For most of Barack Obama's presidency, this nation lived under a Democrat dominated government that could deliver what denizens demanded. Despite all of their achievements- amnesty, Obamacare, gun control measures, a bloated budget, ad infinitum, neither the Democrat politicians nor their constituents are happy. They got everything they demanded, but they are not satiated. They demand more. Apparently they forgot that Barbossa taught us that all the pleasurable company, fine food, and drink cannot slake our lusts. Barack Almighty answered their prayers, and although he didn't give them everything, he gave them things that Democrat politicians have promised for decades, and the people are still miserable, poor, and far from panacea.

Many people in life complain when God doesn't answer their prayers even though most of them defy His commandments. We assume that we know what we truly desire, that we know what's good for us, and that our plan and vision is better than His. Despite what Isaiah wrote, we think our way is higher, better, and purer than God's and we demand our will be done. Then we often have to crawl before Him and petition Him to fix our plight and humbly wait whilst God unties the knot we made. We constantly go after things that are not good for us or are not good when it comes to God's intend regarding us, and so sometimes He intercedes to protect us from ourselves when we go after things we ought to ignore. He knows that if we get everything we claim we want we will serve the natural man and end up far from fulfillment of our eternal potential.

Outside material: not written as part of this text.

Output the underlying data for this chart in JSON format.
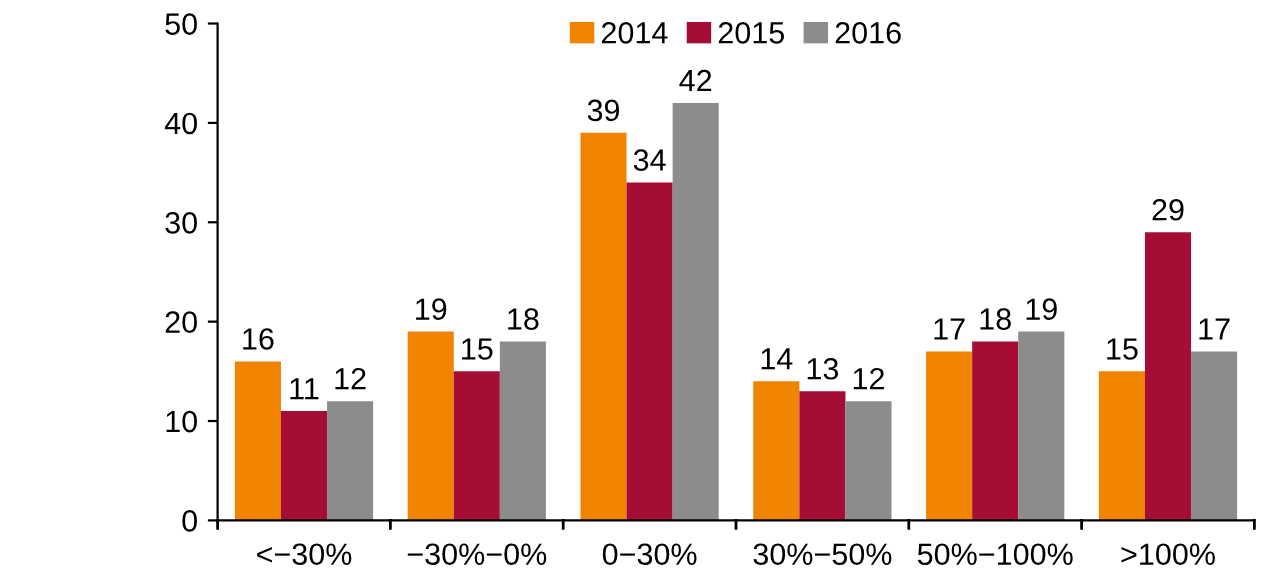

If God gave us everything we asked, we would become dependent on Him rather than like Him. Consider what you would be likely to do if God were more of a genie than a deity. By a rub of the lamp, god would appear and grant your every wish immediately, even if it wasn't good for you or what you actually intended to request. We'd end up with things we didn't need, didn't want, didn't like, and didn't intend because it would come easily. Rather than working, we'd turn to him to wave a magic wand and make all of our dreams come true. Soon, we'd cease appreciating what we have because we could have anything we like. Nothing would have value, including our lives, if we could simply have everything we like. The value of a thing is in what it takes to acquire it. That's why people waste easy money, avoid easy women, and whine when they have everything they asked.

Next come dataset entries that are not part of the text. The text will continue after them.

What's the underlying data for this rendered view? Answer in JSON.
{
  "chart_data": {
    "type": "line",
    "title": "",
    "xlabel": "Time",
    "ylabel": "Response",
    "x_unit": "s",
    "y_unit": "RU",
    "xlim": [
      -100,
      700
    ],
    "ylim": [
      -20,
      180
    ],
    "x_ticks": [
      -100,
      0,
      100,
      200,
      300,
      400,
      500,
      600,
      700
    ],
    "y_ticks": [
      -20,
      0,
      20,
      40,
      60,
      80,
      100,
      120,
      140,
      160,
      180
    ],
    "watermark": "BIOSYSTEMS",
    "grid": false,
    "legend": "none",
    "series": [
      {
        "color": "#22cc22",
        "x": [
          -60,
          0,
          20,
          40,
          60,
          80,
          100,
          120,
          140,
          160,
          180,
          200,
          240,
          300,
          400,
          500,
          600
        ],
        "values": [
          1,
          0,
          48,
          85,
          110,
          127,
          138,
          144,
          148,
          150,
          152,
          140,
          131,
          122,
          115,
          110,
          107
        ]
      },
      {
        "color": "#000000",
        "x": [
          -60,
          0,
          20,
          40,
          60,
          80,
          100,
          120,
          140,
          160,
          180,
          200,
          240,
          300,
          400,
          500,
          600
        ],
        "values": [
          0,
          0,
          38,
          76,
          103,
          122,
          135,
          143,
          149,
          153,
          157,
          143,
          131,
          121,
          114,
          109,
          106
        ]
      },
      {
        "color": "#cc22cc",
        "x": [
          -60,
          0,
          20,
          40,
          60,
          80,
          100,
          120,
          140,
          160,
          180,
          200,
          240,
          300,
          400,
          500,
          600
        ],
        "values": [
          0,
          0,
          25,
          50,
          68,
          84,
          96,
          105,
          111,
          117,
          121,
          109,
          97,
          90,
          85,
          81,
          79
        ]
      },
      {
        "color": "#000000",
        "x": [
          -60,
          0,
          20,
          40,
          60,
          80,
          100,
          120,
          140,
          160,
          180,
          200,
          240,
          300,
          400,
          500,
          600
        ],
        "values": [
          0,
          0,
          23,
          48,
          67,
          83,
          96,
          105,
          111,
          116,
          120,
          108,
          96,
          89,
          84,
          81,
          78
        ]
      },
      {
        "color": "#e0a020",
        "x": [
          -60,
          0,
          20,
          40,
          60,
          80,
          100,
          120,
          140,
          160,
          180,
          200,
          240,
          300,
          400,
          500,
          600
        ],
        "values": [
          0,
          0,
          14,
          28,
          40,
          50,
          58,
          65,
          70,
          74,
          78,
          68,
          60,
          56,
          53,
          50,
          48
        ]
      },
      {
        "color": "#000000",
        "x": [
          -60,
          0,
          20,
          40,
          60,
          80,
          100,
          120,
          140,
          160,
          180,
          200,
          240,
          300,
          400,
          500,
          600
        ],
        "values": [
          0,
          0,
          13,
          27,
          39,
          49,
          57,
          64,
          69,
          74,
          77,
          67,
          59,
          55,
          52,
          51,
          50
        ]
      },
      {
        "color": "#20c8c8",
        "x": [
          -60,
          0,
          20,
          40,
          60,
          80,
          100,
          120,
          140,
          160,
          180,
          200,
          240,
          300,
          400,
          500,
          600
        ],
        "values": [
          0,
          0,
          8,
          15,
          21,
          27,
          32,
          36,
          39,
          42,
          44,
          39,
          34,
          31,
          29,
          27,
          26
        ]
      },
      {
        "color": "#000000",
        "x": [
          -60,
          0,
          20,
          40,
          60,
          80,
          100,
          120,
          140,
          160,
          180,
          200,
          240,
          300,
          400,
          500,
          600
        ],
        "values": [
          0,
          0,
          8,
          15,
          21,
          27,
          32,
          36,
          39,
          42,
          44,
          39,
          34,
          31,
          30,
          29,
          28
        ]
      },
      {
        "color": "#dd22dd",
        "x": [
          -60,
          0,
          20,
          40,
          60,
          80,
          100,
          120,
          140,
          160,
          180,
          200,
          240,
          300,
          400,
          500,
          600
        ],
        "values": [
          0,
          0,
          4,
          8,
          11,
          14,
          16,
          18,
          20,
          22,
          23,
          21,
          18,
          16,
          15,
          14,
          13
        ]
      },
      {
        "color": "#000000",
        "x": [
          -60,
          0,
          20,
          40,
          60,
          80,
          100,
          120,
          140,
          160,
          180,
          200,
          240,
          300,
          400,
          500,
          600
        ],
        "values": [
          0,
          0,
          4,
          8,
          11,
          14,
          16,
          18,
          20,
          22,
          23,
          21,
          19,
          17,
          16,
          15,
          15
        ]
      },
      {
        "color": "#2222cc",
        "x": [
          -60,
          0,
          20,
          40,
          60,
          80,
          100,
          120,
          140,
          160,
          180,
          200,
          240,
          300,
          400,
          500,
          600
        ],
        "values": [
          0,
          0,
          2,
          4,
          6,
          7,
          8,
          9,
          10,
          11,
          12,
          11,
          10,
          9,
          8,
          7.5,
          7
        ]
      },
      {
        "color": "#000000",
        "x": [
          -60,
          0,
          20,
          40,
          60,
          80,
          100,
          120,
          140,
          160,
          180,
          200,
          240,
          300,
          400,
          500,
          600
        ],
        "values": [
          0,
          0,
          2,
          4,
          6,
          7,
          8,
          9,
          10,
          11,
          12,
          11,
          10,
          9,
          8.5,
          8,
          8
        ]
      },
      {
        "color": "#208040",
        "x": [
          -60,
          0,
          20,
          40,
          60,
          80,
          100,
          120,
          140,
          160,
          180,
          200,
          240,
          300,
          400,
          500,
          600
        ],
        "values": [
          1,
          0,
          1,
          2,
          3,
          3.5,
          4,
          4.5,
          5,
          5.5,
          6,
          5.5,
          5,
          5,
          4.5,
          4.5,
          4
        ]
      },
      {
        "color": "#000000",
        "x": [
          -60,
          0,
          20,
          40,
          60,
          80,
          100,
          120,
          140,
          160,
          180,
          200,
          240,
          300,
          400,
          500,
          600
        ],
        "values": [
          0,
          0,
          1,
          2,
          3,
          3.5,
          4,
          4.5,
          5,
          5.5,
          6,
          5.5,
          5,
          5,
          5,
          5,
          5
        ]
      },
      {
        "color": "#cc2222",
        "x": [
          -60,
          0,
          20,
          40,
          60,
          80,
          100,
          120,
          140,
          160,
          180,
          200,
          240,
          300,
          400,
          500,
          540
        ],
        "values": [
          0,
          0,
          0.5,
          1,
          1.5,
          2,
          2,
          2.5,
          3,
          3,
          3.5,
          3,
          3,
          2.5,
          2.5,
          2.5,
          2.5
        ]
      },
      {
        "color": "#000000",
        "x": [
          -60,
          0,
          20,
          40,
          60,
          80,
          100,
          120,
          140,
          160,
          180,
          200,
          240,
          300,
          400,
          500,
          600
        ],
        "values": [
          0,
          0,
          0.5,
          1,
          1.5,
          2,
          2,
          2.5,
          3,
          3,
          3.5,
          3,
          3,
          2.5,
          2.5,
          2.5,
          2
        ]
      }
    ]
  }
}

God denies us immediate gratification because the value of a thing is partially related to what it costs us. If a thing costs us little, then we esteem it as dross and refuse. When everything comes easily, we esteem nothing. This is why the liberal panacea is no panacea. When everything comes cheaply, nothing will. We cannot be satisfied by having everything. We choose things that are unwise. If everyone won the lottery, we'd all get $5, and that's hardly worth the effort. If everyone's team wins, there are no losers. Everything has its opposite so that we can learn to eschew the evil and relish the virtuous. In a time of "your way right away" and "on demand TV" and whatever whenever, the poor of today do not realize that they are better off in many cases than the wealthy of yesteryear. Without having to achieve, they see only that others have more and turn to envy. For this reason, particularly between Thanksgiving and Christmas, God asks us to possess an attitude of gratitude because it gives us perspective. I do not live in my car. I do not have arthritis. I am not living in a country at war. I have a roof over my head, money in the bank, food in the fridge, and friends on the other end of the phone. Sure, life could be better, but I thank God for all of my blessings, even sometimes for the unanswered prayer. For now, His message in some cases is, "Not yet", but that means that one day it might be. What should be will be when the time is right. Who am I to say when that is?